Click File > New Certificate (Key Pair) and specify the following information:
Alias: Specify a name that you want to use to identify and manage this certificate.
Validity (days): Specify for how long you want the certificate to remain valid.
Key Algorithm: Select either RSA or DSA.
Key Size: Select the preferred key size.
Signature Algorithm: Select the preferred signature algorithm.
Common Name (CN): This must match the server name in the URL in order for browsers to accept the certificate for SSL communication.
Organization (O): (Optional) Large organization name. For example, My Company.
Organizational Unit (OU): (Optional) Small organization name, such as a department or division. For example, Purchasing.
Two-letter Country Code (C): (Optional) Two-letter country code. For example, US.
State or Province (ST): (Optional) State or province name. For example, Utah.
City or Locality (L): (Optional) City name. For example, Provo.
Click OK to create the certificate.
After the certificate is created, it is self-signed.
Make the certificate official, as described in Creating a New Self-Signed Certificate.
On the Digital Certificates page, select the certificate that you just created, then click File > Certificate Requests > Generate CSR.
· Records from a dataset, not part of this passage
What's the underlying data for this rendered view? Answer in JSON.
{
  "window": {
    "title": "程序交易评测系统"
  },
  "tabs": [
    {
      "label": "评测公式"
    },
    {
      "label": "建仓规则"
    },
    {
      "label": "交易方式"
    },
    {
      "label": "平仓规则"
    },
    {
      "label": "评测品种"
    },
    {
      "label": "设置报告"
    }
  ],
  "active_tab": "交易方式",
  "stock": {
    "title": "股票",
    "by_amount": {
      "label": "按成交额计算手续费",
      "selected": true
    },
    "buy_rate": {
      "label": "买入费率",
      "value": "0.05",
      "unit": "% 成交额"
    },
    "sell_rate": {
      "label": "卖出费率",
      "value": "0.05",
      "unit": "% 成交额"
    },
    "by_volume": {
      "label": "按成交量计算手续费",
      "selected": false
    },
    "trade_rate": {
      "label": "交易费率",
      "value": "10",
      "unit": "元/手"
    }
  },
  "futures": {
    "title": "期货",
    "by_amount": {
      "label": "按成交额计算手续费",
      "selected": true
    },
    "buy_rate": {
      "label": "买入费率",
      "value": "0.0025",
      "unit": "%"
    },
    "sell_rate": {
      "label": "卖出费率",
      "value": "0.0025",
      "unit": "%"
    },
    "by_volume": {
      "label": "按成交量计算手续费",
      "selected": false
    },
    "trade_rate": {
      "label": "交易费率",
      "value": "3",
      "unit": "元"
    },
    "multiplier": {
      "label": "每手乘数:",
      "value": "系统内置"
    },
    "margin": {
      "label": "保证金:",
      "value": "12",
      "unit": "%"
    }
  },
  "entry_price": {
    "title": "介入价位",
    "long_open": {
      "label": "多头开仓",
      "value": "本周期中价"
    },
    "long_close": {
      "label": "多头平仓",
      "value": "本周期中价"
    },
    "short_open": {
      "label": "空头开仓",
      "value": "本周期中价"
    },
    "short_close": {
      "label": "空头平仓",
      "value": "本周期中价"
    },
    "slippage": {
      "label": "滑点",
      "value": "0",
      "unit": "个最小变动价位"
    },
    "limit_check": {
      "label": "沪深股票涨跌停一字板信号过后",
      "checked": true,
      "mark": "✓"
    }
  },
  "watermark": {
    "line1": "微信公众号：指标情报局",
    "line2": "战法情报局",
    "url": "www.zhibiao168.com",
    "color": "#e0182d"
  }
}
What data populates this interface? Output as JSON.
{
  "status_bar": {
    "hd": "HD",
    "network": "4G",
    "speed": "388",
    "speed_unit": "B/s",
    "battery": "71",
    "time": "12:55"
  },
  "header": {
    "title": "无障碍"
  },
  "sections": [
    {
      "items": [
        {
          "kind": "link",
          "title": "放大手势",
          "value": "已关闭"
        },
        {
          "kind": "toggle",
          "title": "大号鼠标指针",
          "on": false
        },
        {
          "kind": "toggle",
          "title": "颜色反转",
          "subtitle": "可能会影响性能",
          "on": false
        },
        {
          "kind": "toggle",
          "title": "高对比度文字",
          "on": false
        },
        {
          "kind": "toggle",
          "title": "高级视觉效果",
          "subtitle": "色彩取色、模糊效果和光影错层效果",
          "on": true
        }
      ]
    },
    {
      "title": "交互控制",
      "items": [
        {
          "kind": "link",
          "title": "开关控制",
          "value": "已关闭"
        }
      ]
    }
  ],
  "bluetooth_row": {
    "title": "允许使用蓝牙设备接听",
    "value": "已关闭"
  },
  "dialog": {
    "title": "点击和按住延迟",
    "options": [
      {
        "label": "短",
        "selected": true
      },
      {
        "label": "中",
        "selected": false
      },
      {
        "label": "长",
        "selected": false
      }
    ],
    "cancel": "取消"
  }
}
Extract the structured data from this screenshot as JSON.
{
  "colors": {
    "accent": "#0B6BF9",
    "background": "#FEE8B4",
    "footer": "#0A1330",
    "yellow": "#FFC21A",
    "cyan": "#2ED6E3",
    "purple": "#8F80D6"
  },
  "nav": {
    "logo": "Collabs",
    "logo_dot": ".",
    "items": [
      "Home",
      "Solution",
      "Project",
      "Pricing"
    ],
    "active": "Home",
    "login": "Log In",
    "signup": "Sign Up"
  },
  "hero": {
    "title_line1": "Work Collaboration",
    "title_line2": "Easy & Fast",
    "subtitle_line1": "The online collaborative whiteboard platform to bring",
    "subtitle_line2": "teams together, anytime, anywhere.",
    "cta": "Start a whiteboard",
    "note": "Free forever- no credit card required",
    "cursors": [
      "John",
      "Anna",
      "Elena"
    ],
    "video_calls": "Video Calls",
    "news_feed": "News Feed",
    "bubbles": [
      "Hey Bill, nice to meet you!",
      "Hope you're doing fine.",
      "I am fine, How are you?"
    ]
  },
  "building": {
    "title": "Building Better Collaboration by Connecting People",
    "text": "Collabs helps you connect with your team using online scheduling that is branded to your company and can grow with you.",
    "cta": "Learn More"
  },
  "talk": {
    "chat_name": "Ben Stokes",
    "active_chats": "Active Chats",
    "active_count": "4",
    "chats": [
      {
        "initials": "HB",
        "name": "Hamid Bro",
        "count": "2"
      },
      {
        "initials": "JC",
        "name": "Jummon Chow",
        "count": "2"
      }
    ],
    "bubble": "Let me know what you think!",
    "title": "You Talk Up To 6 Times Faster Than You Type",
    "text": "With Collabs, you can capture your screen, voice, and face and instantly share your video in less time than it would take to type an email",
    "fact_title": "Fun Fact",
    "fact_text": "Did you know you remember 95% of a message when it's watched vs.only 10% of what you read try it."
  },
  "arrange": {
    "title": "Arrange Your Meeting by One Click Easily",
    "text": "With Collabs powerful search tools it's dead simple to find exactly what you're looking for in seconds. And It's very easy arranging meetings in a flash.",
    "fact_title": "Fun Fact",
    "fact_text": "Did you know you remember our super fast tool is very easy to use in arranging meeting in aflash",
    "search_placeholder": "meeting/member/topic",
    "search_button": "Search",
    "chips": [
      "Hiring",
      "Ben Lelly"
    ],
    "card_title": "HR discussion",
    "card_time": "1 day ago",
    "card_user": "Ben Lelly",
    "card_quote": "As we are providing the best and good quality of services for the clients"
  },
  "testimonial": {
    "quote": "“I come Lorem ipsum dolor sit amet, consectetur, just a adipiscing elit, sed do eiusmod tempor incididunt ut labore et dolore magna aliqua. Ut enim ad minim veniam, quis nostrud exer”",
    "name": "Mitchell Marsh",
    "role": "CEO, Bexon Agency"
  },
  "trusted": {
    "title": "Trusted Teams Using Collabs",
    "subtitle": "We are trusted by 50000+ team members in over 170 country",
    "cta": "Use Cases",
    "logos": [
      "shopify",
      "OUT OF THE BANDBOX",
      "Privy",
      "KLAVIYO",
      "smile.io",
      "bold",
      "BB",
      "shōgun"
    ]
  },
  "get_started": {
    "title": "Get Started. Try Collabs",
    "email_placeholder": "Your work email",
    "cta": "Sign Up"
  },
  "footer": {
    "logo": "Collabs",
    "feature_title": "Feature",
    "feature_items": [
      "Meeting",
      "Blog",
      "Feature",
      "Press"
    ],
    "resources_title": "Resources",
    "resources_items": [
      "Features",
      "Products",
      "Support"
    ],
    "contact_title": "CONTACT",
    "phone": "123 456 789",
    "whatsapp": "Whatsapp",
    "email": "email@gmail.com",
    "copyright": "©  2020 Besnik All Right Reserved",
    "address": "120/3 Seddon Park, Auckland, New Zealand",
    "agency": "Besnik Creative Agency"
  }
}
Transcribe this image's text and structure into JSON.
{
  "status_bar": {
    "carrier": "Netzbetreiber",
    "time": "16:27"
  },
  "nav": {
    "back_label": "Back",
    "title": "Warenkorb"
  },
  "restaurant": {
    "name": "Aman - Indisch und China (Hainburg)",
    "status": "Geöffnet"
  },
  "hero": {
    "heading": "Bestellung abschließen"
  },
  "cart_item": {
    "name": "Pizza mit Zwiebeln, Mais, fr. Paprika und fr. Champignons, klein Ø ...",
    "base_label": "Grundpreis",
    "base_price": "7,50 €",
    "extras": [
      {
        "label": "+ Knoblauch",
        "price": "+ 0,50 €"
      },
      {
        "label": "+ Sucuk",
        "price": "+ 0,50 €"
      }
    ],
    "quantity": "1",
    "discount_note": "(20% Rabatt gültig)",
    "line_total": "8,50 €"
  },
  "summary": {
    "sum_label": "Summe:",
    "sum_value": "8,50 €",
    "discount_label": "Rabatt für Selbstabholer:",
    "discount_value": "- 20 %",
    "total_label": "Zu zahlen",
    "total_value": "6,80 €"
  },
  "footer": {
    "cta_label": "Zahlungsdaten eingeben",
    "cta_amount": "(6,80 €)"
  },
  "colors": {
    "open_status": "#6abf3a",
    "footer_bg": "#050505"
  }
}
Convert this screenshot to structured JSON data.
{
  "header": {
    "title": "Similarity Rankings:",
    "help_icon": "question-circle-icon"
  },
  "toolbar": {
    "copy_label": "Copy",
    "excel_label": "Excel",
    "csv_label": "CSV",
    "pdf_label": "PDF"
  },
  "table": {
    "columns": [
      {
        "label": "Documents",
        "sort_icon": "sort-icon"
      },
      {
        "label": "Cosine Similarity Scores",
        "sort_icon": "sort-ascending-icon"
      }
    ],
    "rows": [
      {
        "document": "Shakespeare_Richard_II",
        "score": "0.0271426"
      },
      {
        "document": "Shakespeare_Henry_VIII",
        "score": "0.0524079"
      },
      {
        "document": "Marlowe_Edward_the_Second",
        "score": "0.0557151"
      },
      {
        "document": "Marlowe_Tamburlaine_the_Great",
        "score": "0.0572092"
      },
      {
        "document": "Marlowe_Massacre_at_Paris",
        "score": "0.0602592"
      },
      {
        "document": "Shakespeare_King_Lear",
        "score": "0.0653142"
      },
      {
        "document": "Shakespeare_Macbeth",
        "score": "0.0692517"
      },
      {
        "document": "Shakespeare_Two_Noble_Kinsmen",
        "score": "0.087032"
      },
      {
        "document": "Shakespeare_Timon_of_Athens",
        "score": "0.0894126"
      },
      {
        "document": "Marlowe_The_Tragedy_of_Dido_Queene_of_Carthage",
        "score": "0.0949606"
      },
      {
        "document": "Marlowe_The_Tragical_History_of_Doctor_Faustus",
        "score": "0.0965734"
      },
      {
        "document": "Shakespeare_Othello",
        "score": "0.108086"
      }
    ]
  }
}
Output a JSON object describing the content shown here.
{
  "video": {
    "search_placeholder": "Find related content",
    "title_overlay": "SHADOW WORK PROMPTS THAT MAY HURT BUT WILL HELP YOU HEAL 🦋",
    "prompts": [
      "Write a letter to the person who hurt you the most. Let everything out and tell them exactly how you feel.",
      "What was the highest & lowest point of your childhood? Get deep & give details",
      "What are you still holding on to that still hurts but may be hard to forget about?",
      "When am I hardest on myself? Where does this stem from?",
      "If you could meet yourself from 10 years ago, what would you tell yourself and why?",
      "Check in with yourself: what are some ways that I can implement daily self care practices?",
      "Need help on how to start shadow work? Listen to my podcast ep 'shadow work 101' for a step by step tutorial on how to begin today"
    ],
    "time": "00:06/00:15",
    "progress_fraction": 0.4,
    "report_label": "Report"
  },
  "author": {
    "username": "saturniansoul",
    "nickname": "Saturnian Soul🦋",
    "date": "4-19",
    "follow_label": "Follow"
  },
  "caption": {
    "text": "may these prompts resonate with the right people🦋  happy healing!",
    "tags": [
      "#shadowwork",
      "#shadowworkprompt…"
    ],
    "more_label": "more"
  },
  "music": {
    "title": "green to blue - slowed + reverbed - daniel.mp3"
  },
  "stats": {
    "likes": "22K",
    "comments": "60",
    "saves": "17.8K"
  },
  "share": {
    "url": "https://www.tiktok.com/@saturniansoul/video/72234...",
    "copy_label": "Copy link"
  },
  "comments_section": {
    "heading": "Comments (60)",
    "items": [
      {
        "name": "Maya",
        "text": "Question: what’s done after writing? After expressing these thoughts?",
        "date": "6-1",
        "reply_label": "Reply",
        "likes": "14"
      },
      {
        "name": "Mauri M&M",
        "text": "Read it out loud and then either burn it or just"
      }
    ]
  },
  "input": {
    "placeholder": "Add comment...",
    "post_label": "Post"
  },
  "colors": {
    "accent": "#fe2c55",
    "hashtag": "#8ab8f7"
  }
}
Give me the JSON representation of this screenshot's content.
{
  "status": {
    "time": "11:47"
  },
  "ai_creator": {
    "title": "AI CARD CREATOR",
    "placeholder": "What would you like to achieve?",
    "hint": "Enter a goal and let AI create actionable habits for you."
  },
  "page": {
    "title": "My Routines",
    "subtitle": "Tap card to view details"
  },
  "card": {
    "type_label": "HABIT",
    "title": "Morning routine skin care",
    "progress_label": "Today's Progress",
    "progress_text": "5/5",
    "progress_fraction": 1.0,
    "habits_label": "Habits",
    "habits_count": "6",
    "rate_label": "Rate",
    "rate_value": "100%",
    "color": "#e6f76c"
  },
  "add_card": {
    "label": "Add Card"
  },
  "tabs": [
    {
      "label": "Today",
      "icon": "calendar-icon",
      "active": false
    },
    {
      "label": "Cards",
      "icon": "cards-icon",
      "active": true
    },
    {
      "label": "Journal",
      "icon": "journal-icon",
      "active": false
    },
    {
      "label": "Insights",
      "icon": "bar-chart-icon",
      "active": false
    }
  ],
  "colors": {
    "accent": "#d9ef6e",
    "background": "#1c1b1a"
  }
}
Complete the process of emailing your digital certificate to a certificate authority (CA), such as Verisign.
The CA takes your Certificate Signing Request (CSR) and generates an official certificate based on the information in the CSR. The CA then emails the new certificate and certificate chain back to you.
After you have received the official certificate and certificate chain from the CA:
Revisit the Digital Certificates page.
Click File > Import > Trusted Certificate.
Click Browse and select the trusted certificate chain that you received from the CA, then click OK.
Select the self-signed certificate, then click File > Certification Request > Import CA Reply.
Click Browse and select the official certificate to be used to update the certificate information.
On the Digital Certificates page, the name in the Issuer column for your certificate changes to the name of the CA that stamped your certificate.
Activate the certificate, as described in Activating the Certificate.
When you use an existing certificate and key pair, use a .P12 key pair format.
Log in to the Configuration Console as the root user.
Click Digital Certificates.
In the Key Store menu, select JVM Certificates.
Click File > Import > Trusted Certificate.
Click Browse and select your existing certificate, then click OK.
Click File > Import > Trusted Certificate.
Click Browse and select your existing certificate chain for the certificate that you selected in Step 4, then click OK.
Click File > Import > Key Pair.
Click Browse and select your .P12 key pair file, specify your password if required, then click OK.
Continue with Activating the Certificate.
On the Digital Certificates page, in the Key Store list, select Web Application Certificates.
Select the certificate that you want to make active and click Set as Active, then click Yes.
Select the certificate and click View Info to verify that the certificate and certificate chains are created appropriately.
Click Close, when you have activated the certificate successfully.